The real-time and accurate detection of three-dimensional (3D) objects based on LiDAR is a focal problem in the field of autonomous driving environment perception. Compared to two-stage and anchor-based 3D object detection methods that suffer from inference latency challenges, single-stage anchor-free 3D object detection approaches are more suitable for deployment in autonomous driving vehicles with the strict real-time requirement. However, they face the issue of insufficient spatial awareness, which can result in detection errors such as false positives and false negatives, thereby increasing the potential risks of autonomous driving. In response to this, we focus on enhancing the spatial awareness of CenterPoint, a widely used single-stage anchor-free 3D object detector in the industry. Considering the limited allocation of computational resources and the performance bottleneck caused by pillar encoder, we propose an efficient SSDCM backbone to strengthen feature representation and extraction. Furthermore, a simple BGC neck is devised to weight and exchange contextual information in order to deeply fuse multi-scale features. Combining improved backbone and neck networks, we construct a single-stage anchor-free 3D object detection model with spatial awareness enhancement, named CenterPoint-Spatial Awareness Enhancement (CenterPoint-SAE). We evaluate CenterPoint-SAE on two large-scale and challenging autonomous driving datasets, nuScenes and Waymo. It achieves 53.3% mAP and 62.5% NDS on nuScenes detection benchmark, and runs inference at a speed of 11.1 FPS. Compared to the baseline, the upgraded networks deliver a performance improvement of 1.6% mAP and 1.2% NDS at minor cost. Notably, on Waymo dataset, our method achieves competitive detection performance compared to two-stage and point-based methods.

查看原文本刊更多论文

基于单级无锚三维物体检测的空间感知增强技术，用于自动驾驶

基于激光雷达的三维（3D）物体实时准确检测是自动驾驶环境感知领域的一个焦点问题。与存在推理延迟问题的两阶段和基于锚的三维物体检测方法相比，单阶段无锚三维物体检测方法更适合部署在有严格实时性要求的自动驾驶车辆中。然而，它们面临着空间感知能力不足的问题，可能导致假阳性和假阴性等检测错误，从而增加自动驾驶的潜在风险。为此，我们重点研究了如何增强业界广泛使用的单级无锚三维物体检测器 CenterPoint 的空间感知能力。考虑到计算资源的有限分配和支柱编码器造成的性能瓶颈，我们提出了一种高效的 SSDCM 骨干来加强特征表示和提取。此外，我们还设计了一种简单的 BGC 颈部网络来加权和交换上下文信息，从而深度融合多尺度特征。结合改进后的骨干和颈部网络，我们构建了一种具有空间感知增强功能的单级无锚三维物体检测模型，命名为中心点-空间感知增强（CenterPoint-SAE）。我们在两个具有挑战性的大规模自动驾驶数据集 nuScenes 和 Waymo 上对 CenterPoint-SAE 进行了评估。它在 nuScenes 检测基准上实现了 53.3% 的 mAP 和 62.5% 的 NDS，并以 11.1 FPS 的速度运行推理。与基线相比，升级后的网络性能提高了 1.6% mAP 和 1.2% NDS，但成本较低。值得注意的是，在 Waymo 数据集上，与两阶段方法和基于点的方法相比，我们的方法实现了具有竞争力的检测性能。
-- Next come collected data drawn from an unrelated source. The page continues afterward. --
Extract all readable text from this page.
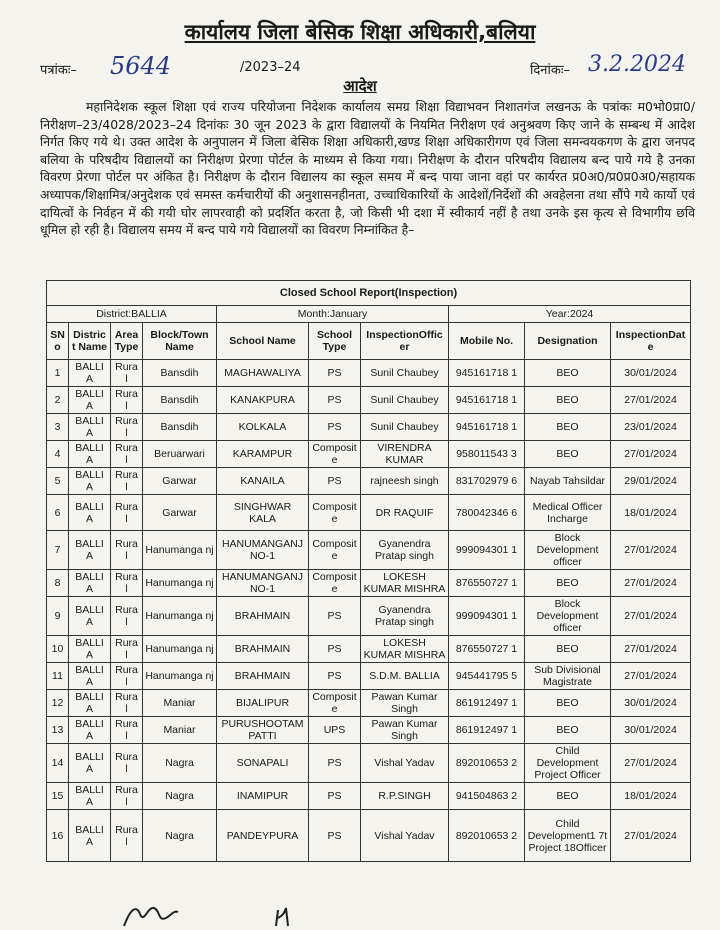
कार्यालय जिला बेसिक शिक्षा अधिकारी,बलिया
पत्रांकः– 5644	/2023–24	दिनांकः– 3.2.2024
आदेश
महानिदेशक स्कूल शिक्षा एवं राज्य परियोजना निदेशक कार्यालय समग्र शिक्षा विद्याभवन निशातगंज लखनऊ के पत्रांकः म0भो0प्रा0/निरीक्षण–23/4028/2023–24 दिनांकः 30 जून 2023 के द्वारा विद्यालयों के नियमित निरीक्षण एवं अनुश्रवण किए जाने के सम्बन्ध में आदेश निर्गत किए गये थे। उक्त आदेश के अनुपालन में जिला बेसिक शिक्षा अधिकारी,खण्ड शिक्षा अधिकारीगण एवं जिला समन्वयकगण के द्वारा जनपद बलिया के परिषदीय विद्यालयों का निरीक्षण प्रेरणा पोर्टल के माध्यम से किया गया। निरीक्षण के दौरान परिषदीय विद्यालय बन्द पाये गये है उनका विवरण प्रेरणा पोर्टल पर अंकित है। निरीक्षण के दौरान विद्यालय का स्कूल समय में बन्द पाया जाना वहां पर कार्यरत प्र0अ0/प्र0प्र0अ0/सहायक अध्यापक/शिक्षामित्र/अनुदेशक एवं समस्त कर्मचारीयों की अनुशासनहीनता, उच्चाधिकारियों के आदेशों/निर्देशों की अवहेलना तथा सौंपे गये कार्यो एवं दायित्वों के निर्वहन में की गयी घोर लापरवाही को प्रदर्शित करता है, जो किसी भी दशा में स्वीकार्य नहीं है तथा उनके इस कृत्य से विभागीय छवि धूमिल हो रही है। विद्यालय समय में बन्द पाये गये विद्यालयों का विवरण निम्नांकित है–
Closed School Report(Inspection)									
District:BALLIA				Month:January			Year:2024		
SN o	Distric t Name	Area Type	Block/Town Name	School Name	School Type	InspectionOffic er	Mobile No.	Designation	InspectionDat e
1	BALLI A	Rura l	Bansdih	MAGHAWALIYA	PS	Sunil Chaubey	945161718 1	BEO	30/01/2024
2	BALLI A	Rura l	Bansdih	KANAKPURA	PS	Sunil Chaubey	945161718 1	BEO	27/01/2024
3	BALLI A	Rura l	Bansdih	KOLKALA	PS	Sunil Chaubey	945161718 1	BEO	23/01/2024
4	BALLI A	Rura l	Beruarwari	KARAMPUR	Composit e	VIRENDRA KUMAR	958011543 3	BEO	27/01/2024
5	BALLI A	Rura l	Garwar	KANAILA	PS	rajneesh singh	831702979 6	Nayab Tahsildar	29/01/2024
6	BALLI A	Rura l	Garwar	SINGHWAR KALA	Composit e	DR RAQUIF	780042346 6	Medical Officer Incharge	18/01/2024
7	BALLI A	Rura l	Hanumanga nj	HANUMANGANJ NO-1	Composit e	Gyanendra Pratap singh	999094301 1	Block Development officer	27/01/2024
8	BALLI A	Rura l	Hanumanga nj	HANUMANGANJ NO-1	Composit e	LOKESH KUMAR MISHRA	876550727 1	BEO	27/01/2024
9	BALLI A	Rura l	Hanumanga nj	BRAHMAIN	PS	Gyanendra Pratap singh	999094301 1	Block Development officer	27/01/2024
10	BALLI A	Rura l	Hanumanga nj	BRAHMAIN	PS	LOKESH KUMAR MISHRA	876550727 1	BEO	27/01/2024
11	BALLI A	Rura l	Hanumanga nj	BRAHMAIN	PS	S.D.M. BALLIA	945441795 5	Sub Divisional Magistrate	27/01/2024
12	BALLI A	Rura l	Maniar	BIJALIPUR	Composit e	Pawan Kumar Singh	861912497 1	BEO	30/01/2024
13	BALLI A	Rura l	Maniar	PURUSHOOTAM PATTI	UPS	Pawan Kumar Singh	861912497 1	BEO	30/01/2024
14	BALLI A	Rura l	Nagra	SONAPALI	PS	Vishal Yadav	892010653 2	Child Development Project Officer	27/01/2024
15	BALLI A	Rura l	Nagra	INAMIPUR	PS	R.P.SINGH	941504863 2	BEO	18/01/2024
16	BALLI A	Rura l	Nagra	PANDEYPURA	PS	Vishal Yadav	892010653 2	Child Development1 7t Project 18Officer	27/01/2024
本文章由计算机程序翻译，如有差异，请以英文原文为准。

求助全文

约1分钟内获得全文求助全文

来源期刊

Displays 工程技术-工程：电子与电气

CiteScore

4.60

自引率

25.60%

发文量

138

审稿时长

92 days

期刊介绍： Displays is the international journal covering the research and development of display technology, its effective presentation and perception of information, and applications and systems including display-human interface. Technical papers on practical developments in Displays technology provide an effective channel to promote greater understanding and cross-fertilization across the diverse disciplines of the Displays community. Original research papers solving ergonomics issues at the display-human interface advance effective presentation of information. Tutorial papers covering fundamentals intended for display technologies and human factor engineers new to the field will also occasionally featured.